In Linux kernel TCP, a fix was added to ensure that after an app-limited period, CUBIC resets its growth state. This fix worked for TCP because TCP's stack had additional checks. When this same logic was ported naively to QUIC (as in quiche), it introduced a deadlock: after a congestion collapse, the cwnd drops to its minimum (e.g., 2 packets). The connection becomes app-limited because the tiny window can't fill the pipe, so the app-limited exclusion constantly triggers, preventing any growth. As a result, the window never leaves the minimum.
Step 4: Inspect the Code – Find Where App-Limited Exclusion Is Applied
In your QUIC implementation, locate the portion of the CUBIC code that checks whether the current round is app-limited. Typically, this involves a flag set when the number of bytes sent in a round is less than the cwnd. Search for something like:

if (app_limited) { skip_cwnd_growth(); }
In quiche's CUBIC, the problematic code reset a counter or state variable when an app-limited round was detected. That variable was also used to decide whether to grow after recovery. The fix must ensure that after a congestion event, this state is not reset in a way that permanently inhibits growth.
Step 5: Craft the One-Line Fix
The original fix was a nearly one-line change: do not apply the app-limited exclusion during the final part of recovery. Specifically, in the code path handling the end of the recovery phase (when the window should start increasing again), remove the check that was causing the reset. For example:
// Before: after loss recovery, re-enter app-limited check
if (app_limited) return;
// After: in recovery exit, always allow at least one growth step
// (omit the app_limited early return)
This change broke the deadlock by letting CUBIC increase its window just enough to exit the app-limited state, after which normal growth resumes.
Step 6: Verify the Fix and Perform Regression Testing
After applying the change:
- Rerun the reproduction test from Step 2. The cwnd should now gradually increase after the loss event.
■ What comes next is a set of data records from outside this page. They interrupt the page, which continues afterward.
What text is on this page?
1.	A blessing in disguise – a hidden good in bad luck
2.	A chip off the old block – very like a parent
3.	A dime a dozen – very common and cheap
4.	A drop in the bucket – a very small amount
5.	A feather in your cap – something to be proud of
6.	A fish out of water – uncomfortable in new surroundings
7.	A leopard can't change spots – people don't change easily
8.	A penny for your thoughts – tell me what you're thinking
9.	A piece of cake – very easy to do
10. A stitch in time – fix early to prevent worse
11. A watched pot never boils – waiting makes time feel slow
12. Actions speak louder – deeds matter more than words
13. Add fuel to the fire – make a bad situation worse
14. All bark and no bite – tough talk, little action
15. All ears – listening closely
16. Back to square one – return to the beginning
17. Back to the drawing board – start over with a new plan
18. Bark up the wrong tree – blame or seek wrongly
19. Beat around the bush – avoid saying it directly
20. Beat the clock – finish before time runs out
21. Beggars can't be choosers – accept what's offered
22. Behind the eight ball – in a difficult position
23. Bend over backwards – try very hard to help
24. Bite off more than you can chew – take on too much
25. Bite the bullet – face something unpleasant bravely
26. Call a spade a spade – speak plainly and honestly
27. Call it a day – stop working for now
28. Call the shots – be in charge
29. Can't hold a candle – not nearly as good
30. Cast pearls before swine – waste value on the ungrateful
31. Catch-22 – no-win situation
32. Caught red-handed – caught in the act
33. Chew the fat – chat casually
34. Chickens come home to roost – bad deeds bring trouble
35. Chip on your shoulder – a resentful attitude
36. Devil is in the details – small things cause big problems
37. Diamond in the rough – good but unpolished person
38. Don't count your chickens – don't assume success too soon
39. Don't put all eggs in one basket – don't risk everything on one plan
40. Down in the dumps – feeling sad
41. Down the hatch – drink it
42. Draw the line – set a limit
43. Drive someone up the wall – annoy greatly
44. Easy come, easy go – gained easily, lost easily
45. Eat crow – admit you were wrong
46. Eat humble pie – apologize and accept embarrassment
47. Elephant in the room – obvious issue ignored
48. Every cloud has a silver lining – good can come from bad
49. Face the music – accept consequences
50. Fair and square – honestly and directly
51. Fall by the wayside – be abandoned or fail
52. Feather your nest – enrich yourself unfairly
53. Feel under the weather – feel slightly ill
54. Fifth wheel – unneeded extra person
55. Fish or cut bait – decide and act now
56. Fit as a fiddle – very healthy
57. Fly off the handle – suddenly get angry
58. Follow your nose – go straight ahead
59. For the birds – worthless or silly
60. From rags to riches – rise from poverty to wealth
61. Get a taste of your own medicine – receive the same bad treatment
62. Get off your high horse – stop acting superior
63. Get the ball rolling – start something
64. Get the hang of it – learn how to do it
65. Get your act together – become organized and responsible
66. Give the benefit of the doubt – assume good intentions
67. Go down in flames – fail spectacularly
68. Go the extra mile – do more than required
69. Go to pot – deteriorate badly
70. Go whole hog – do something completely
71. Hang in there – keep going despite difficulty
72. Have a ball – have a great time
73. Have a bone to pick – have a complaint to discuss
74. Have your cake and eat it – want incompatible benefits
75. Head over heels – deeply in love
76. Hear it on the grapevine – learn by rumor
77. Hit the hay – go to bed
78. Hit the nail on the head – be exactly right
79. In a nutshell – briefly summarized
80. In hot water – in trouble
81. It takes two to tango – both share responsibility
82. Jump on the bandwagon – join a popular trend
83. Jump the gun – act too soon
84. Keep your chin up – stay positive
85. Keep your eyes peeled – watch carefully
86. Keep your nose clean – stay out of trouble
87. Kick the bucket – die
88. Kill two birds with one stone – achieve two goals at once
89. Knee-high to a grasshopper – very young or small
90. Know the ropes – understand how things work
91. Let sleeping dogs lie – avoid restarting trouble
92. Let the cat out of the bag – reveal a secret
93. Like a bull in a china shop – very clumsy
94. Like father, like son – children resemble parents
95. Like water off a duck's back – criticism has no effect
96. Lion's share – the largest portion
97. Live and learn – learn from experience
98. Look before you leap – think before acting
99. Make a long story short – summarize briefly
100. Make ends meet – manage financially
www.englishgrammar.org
- Run the full integration test suite. The previously failing test (61% failure) should now pass consistently.
- Check that the fix does not break other CUBIC behaviors: steady-state growth, loss responses, and idle periods should still work correctly.
- Perform performance benchmarking to confirm throughput is no longer artificially capped.
If all tests pass, the fix is safe to deploy.
Tips for a Clean Resolution
- Always test recovery paths: Congestion collapse near minimum cwnd is a corner case many tests skip. Include it in your validation suite.
- Understand the origin of patches: Porting kernel fixes to userspace QUIC demands extra care because assumptions differ (e.g., TCP vs QUIC pacing, application handling).
- Keep the fix minimal: A one-line change is less likely to introduce new bugs. Isolate the exact condition that causes the loop.
- Monitor after deployment: Even with thorough testing, monitor metrics like cwnd evolution and loss recovery rates to catch regressions in production.
- Document the edge case: Your future self (and colleagues) will thank you for noting why the app-limited exclusion cannot apply during the early post-recovery phase.
This guide is based on a real bug found in Cloudflare's quiche. The root cause was a misunderstanding of how CUBIC's app-limited exclusion interacts with the minimum window after a collapse. Applying these steps will help you solve similar issues in your own CCA implementations.